Mr Dame said the Committee, which he chaired, observed  that  the  manner  in which  the erstwhile  Constitution  Review  Implementation  Committee had   proposed 40  amendments of entrenched provisions with two additional  consequential amendments and transitional provisions, as  one bill, to be voted  upon at one referendum was not feasible, unwieldy and not in the national interest.

“The intended exercise could actually be interpreted as an attempt to force the hands of the electorate to make such an important decision without reference to the substantially diverse nature of the amendments,” the Minister said.

“This approach was inherently unconstitutional as the free choice of the electorate,   which is   an essential aspect of the referendum exercise, would have been defeated.”

Mr Dame said the Committee, in identifying practical ways to facilitate the   implementation of the proposed amendments, noted  that the proposed amendments  needed to  be  prioritised  with  reference to  those,  which were of utmost public  interest and importance and those, which could be amended within the shortest  possible time.
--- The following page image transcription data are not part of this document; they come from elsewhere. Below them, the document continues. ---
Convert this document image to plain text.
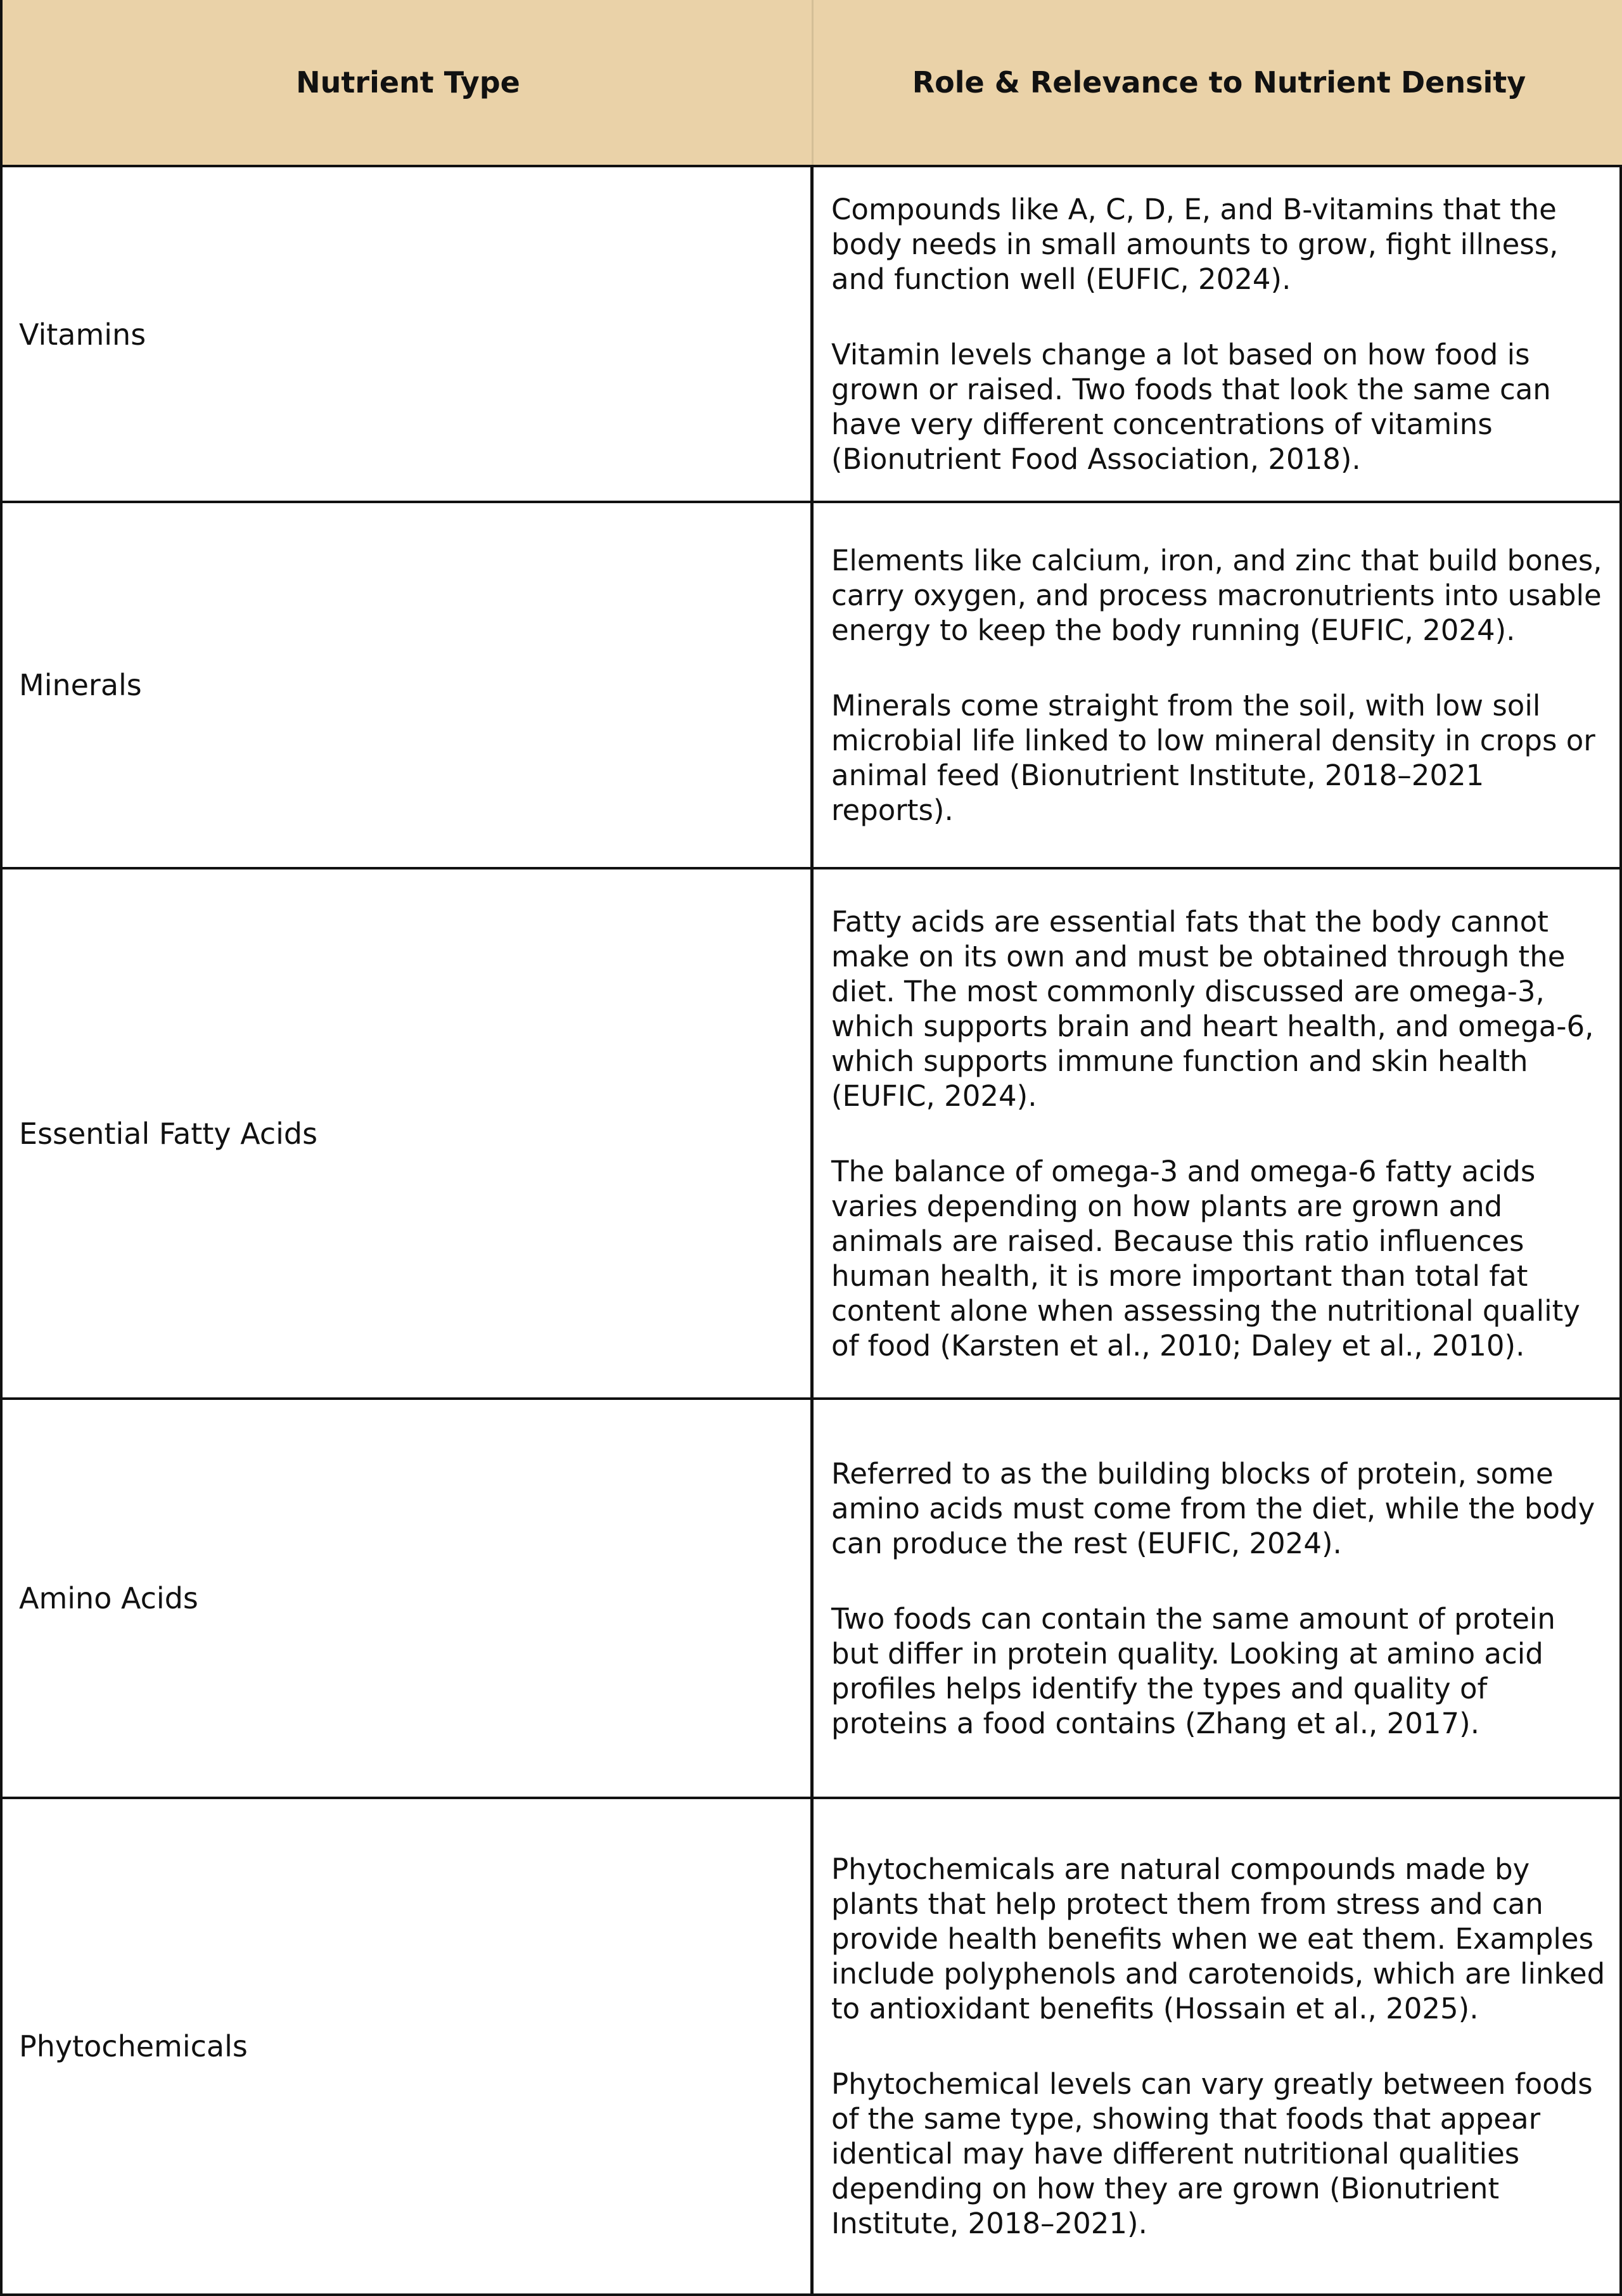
Nutrient Type	Role & Relevance to Nutrient Density
Vitamins

Compounds like A, C, D, E, and B-vitamins that the body needs in small amounts to grow, fight illness, and function well (EUFIC, 2024).

Vitamin levels change a lot based on how food is grown or raised. Two foods that look the same can have very different concentrations of vitamins (Bionutrient Food Association, 2018).

Minerals

Elements like calcium, iron, and zinc that build bones, carry oxygen, and process macronutrients into usable energy to keep the body running (EUFIC, 2024).

Minerals come straight from the soil, with low soil microbial life linked to low mineral density in crops or animal feed (Bionutrient Institute, 2018–2021 reports).

Essential Fatty Acids

Fatty acids are essential fats that the body cannot make on its own and must be obtained through the diet. The most commonly discussed are omega-3, which supports brain and heart health, and omega-6, which supports immune function and skin health (EUFIC, 2024).

The balance of omega-3 and omega-6 fatty acids varies depending on how plants are grown and animals are raised. Because this ratio influences human health, it is more important than total fat content alone when assessing the nutritional quality of food (Karsten et al., 2010; Daley et al., 2010).

Amino Acids

Referred to as the building blocks of protein, some amino acids must come from the diet, while the body can produce the rest (EUFIC, 2024).

Two foods can contain the same amount of protein but differ in protein quality. Looking at amino acid profiles helps identify the types and quality of proteins a food contains (Zhang et al., 2017).

Phytochemicals

Phytochemicals are natural compounds made by plants that help protect them from stress and can provide health benefits when we eat them. Examples include polyphenols and carotenoids, which are linked to antioxidant benefits (Hossain et al., 2025).

Phytochemical levels can vary greatly between foods of the same type, showing that foods that appear identical may have different nutritional qualities depending on how they are grown (Bionutrient Institute, 2018–2021).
The abolition of the death penalty was not one of them, he said, and that given that the Constitution was not amended to abolish the death penalty, the amendment of section 49 of the Criminal Offences  Act,  1960  (Act  29),  and  sections  294  and 295 of the Criminal and Other Offences (Procedure) Act, 1960 (Act  30) on the death penalty had also not been effected and were still on the statute books.